ALL comprises a constellation of different molecular subtypes, each with its own individual drug sensitivity pattern, treatment response, and even prognosis. Identifying specific subtypes is crucial in the current era of personalized medicine. However, this identification requires a range of profiling tools, making the process cumbersome and expensive.

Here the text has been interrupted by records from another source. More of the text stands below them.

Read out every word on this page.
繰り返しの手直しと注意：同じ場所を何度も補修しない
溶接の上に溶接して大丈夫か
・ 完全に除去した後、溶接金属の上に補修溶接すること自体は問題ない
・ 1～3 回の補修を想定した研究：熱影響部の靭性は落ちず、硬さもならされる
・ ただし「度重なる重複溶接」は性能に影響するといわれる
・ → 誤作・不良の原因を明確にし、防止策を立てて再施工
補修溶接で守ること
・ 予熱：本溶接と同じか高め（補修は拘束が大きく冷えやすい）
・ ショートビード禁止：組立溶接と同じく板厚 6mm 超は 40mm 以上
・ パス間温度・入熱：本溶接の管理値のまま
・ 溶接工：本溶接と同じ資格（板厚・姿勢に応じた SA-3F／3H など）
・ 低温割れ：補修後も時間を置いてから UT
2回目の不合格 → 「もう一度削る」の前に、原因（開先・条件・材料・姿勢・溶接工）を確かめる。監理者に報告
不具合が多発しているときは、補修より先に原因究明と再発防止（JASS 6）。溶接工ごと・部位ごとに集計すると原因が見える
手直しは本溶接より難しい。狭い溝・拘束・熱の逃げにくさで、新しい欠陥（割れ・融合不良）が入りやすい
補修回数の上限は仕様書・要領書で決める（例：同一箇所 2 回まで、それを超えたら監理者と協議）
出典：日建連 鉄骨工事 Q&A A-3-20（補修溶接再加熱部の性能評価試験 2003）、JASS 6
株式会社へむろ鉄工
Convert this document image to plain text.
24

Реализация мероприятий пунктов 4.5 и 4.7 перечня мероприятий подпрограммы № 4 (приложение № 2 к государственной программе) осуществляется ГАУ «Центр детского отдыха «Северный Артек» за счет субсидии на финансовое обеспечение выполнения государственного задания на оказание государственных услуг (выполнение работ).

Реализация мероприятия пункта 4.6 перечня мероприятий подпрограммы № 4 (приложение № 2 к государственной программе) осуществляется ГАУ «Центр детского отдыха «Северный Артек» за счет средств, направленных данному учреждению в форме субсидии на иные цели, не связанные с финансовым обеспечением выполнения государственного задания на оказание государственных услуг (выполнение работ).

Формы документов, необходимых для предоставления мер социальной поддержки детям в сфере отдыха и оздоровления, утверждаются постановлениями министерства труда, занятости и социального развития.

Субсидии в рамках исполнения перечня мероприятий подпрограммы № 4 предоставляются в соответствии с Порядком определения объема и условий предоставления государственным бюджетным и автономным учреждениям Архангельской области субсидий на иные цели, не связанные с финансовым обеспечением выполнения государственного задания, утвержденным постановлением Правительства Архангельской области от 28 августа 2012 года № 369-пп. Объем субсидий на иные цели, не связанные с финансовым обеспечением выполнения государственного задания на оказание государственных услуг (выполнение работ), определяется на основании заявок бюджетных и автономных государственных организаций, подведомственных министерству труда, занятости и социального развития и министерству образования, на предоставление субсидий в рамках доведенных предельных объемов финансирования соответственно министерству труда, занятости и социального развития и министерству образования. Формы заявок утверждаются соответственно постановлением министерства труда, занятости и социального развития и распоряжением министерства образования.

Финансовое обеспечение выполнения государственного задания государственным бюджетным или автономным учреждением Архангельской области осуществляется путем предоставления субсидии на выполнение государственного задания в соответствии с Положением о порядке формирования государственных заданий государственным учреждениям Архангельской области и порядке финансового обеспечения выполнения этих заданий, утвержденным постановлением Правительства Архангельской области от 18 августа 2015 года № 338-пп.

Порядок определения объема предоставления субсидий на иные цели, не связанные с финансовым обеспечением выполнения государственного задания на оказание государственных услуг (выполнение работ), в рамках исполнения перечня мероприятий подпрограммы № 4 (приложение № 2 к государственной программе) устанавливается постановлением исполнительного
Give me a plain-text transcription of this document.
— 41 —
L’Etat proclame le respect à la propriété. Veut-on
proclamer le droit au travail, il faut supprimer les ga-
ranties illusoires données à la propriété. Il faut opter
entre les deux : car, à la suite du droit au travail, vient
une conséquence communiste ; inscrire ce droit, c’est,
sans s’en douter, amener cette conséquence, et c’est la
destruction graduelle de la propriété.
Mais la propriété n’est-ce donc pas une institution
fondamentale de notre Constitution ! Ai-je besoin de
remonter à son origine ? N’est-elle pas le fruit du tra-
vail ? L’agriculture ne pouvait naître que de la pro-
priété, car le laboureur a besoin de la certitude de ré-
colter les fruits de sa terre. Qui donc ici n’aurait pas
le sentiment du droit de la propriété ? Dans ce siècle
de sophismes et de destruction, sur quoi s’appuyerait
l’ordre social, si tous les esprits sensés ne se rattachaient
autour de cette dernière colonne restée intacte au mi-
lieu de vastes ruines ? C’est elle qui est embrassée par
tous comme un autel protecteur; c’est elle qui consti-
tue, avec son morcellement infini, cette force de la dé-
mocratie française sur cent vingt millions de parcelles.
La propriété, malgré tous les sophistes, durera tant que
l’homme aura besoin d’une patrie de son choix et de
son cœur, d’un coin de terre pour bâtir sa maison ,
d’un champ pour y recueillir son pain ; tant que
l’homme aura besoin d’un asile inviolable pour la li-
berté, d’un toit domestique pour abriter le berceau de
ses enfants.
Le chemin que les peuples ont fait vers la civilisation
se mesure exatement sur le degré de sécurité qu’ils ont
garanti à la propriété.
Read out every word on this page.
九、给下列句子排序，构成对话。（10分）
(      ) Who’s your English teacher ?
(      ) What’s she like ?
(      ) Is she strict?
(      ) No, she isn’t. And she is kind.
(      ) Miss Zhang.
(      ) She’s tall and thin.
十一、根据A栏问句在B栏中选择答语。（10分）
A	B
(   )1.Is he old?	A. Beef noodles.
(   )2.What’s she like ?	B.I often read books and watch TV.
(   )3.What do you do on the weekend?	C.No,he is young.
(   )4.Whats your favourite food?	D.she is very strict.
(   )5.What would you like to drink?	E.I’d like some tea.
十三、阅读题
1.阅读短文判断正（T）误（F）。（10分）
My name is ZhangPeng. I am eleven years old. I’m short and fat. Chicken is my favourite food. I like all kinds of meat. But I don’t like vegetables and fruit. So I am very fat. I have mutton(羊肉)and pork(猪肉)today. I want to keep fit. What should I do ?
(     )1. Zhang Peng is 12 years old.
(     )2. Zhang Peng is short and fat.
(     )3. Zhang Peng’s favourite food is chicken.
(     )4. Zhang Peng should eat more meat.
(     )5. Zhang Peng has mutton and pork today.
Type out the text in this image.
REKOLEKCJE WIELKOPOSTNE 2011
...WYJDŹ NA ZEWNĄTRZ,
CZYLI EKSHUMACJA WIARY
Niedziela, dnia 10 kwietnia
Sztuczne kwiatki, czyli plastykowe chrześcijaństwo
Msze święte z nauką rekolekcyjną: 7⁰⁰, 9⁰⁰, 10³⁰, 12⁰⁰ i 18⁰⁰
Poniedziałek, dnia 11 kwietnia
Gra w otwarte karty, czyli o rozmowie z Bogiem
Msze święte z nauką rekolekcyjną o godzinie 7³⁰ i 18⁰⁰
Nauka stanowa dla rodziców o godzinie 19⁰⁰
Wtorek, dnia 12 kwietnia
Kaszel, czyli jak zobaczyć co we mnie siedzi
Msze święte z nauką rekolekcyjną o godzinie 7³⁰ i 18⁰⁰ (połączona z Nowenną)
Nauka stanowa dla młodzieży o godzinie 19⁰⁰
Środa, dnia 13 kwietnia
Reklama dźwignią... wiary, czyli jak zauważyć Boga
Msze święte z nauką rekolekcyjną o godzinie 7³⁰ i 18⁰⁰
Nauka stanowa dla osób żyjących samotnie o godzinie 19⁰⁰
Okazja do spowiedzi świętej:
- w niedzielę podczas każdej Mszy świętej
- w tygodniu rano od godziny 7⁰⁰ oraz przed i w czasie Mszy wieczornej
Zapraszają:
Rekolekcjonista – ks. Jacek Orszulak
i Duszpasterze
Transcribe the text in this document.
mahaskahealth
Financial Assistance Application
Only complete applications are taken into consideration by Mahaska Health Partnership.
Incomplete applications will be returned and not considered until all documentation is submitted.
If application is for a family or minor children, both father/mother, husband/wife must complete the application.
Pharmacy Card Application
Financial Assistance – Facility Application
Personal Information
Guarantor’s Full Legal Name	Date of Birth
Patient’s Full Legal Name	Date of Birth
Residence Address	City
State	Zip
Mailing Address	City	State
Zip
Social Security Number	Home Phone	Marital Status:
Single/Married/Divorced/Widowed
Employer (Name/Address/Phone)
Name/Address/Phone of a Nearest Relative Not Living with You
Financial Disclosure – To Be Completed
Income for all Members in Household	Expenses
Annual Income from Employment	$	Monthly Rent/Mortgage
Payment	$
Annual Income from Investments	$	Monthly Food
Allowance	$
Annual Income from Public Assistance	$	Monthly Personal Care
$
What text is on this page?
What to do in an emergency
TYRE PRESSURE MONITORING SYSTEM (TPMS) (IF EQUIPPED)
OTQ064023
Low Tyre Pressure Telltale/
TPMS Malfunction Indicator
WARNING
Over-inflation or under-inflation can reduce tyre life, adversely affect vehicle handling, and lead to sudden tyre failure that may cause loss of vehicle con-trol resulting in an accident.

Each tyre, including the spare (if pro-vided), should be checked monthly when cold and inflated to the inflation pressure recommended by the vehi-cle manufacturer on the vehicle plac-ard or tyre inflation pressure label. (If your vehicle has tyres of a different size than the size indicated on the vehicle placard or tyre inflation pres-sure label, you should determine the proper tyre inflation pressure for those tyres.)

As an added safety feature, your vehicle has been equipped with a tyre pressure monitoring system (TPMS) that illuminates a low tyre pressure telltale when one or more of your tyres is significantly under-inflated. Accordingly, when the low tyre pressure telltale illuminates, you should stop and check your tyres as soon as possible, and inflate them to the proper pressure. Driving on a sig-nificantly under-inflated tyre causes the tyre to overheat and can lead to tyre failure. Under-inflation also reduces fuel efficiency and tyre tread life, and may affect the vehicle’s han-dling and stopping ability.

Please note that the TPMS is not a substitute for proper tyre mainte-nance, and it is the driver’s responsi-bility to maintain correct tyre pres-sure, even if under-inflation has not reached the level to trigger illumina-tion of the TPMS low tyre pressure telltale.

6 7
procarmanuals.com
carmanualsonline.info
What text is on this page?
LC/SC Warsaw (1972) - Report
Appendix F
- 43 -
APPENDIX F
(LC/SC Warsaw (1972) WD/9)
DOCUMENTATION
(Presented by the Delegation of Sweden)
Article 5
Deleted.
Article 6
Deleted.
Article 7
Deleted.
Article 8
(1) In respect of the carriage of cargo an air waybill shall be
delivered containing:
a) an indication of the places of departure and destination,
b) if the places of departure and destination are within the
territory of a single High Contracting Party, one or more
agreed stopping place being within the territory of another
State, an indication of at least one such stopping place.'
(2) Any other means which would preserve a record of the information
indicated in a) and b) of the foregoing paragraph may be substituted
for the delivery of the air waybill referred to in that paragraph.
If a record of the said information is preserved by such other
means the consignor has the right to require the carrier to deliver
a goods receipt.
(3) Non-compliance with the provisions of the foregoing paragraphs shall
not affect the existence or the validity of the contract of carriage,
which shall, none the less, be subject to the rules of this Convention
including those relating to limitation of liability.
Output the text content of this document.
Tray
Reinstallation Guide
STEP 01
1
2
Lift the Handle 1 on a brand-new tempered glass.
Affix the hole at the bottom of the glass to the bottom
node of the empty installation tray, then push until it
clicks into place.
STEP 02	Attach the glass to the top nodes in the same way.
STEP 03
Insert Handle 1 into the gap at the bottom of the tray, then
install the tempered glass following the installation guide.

The deputy lead investigator, Dr. Gordana Raca, MD, PhD, Department of Pathology and Laboratory Medicine, Children’s Hospital Los Angeles, explains: „The aim of the study was to eliminate the limitations of current standard-of-care tests for pediatric B-ALL, which cannot identify several recently discovered subtypes of the disease. We also wanted to harness the expression data generated by the enrichment-based RNA-Seq assay validated clinically in our laboratory for detecting oncogenic fusions in cancer to evaluate if additional data analyses, in addition to the fusion information, could help in determining the subtype classification in our B-ALL cases.“
Hu, Z., et al. (2024). Transcriptome Sequencing Enables Comprehensive Genomic Characterization of B-Cell Acute Lymphoblastic Leukemia in Children in an Academic Clinical Laboratory. The Journal of Molecular Diagnostics. doi.org/10.1016/j.jmoldx.2023.09.013.